Klager ondergaat een gevangenisstraf van zes jaar met aftrek, wegens overtreding van de Opiumwet. Op 17 september 2014 is klager door de meervoudige kamer van de rechtbank te
’s-Hertogenbosch eveneens veroordeeld tot een gevangenisstraf van zes jaren voor overtreding van de Opiumwet. Tegen dit vonnis heeft klager hoger beroep ingesteld.

Op grond van artikel 34 van de Regeling kan strafonderbreking worden verleend wegens zodanig bijzondere omstandigheden in de persoonlijke sfeer, dat niet kan worden volstaan met een andere vorm van verlof. Op grond van artikel 36 van de Regeling kan
strafonderbreking worden verleend voor de verzorging van een ernstig zieke levenspartner, kind of ouder.

Klager heeft verzocht om strafonderbreking voor de duur van maximaal drie maanden Zowel de reden van de medische ingreep bij klagers echtgenote als de gevolgen hiervan hebben een enorme impact op zowel klagers echtgenote als het gehele gezin.

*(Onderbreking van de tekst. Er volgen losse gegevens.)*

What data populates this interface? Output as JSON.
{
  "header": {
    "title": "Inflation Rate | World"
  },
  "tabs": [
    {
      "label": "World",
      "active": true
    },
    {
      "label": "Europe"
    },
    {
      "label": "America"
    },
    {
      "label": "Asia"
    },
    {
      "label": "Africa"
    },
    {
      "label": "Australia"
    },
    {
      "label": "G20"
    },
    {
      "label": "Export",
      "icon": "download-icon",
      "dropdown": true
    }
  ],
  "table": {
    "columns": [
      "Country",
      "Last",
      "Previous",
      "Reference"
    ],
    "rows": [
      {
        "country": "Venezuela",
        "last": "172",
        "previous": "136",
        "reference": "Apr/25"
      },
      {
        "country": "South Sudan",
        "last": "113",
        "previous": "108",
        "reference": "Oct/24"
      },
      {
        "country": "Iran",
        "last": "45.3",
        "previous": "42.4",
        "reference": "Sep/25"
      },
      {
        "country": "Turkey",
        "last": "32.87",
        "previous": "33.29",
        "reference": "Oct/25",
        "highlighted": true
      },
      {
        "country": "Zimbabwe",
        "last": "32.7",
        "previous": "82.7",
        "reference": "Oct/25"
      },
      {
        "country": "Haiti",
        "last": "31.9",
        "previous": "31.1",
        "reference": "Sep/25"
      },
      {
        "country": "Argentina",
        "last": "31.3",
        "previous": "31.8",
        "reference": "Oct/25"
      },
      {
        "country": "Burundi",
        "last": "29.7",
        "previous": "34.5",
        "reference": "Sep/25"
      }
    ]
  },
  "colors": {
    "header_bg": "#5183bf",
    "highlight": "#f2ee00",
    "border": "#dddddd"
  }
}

Voor het toekennen van strafonderbreking zal aannemelijk moeten zijn dat klagers aanwezigheid in zijn gezin noodzakelijk is. De beroepscommissie is van oordeel dat dit uit de overgelegde stukken onvoldoende is gebleken. De medisch adviseur acht
strafonderbreking niet geïndiceerd. De advocaat-generaal en de directeur van de p.i. Dordrecht staan negatief tegenover strafonderbreking.
Gelet op het medisch advies, het recidiverisico, klagers strafblad en een nog openstaande strafzaak, is de beroepscommissie van oordeel dat, de beslissing van de Staatssecretaris, bij afweging van alle in aanmerking komende belangen, niet als
onredelijk
of onbillijk kan worden aangemerkt.

4. De uitspraak
De beroepscommissie verklaart het beroep ongegrond.

Aldus gegeven door de beroepscommissie voornoemd, bestaande uit mr. U. van de Pol, voorzitter, mr. M.M. Boone en mr. R.S.T. van Rossem-Broos, leden, in tegenwoordigheid van mr. S.A.H. de Bruin, secretaris, op 9 december 2015.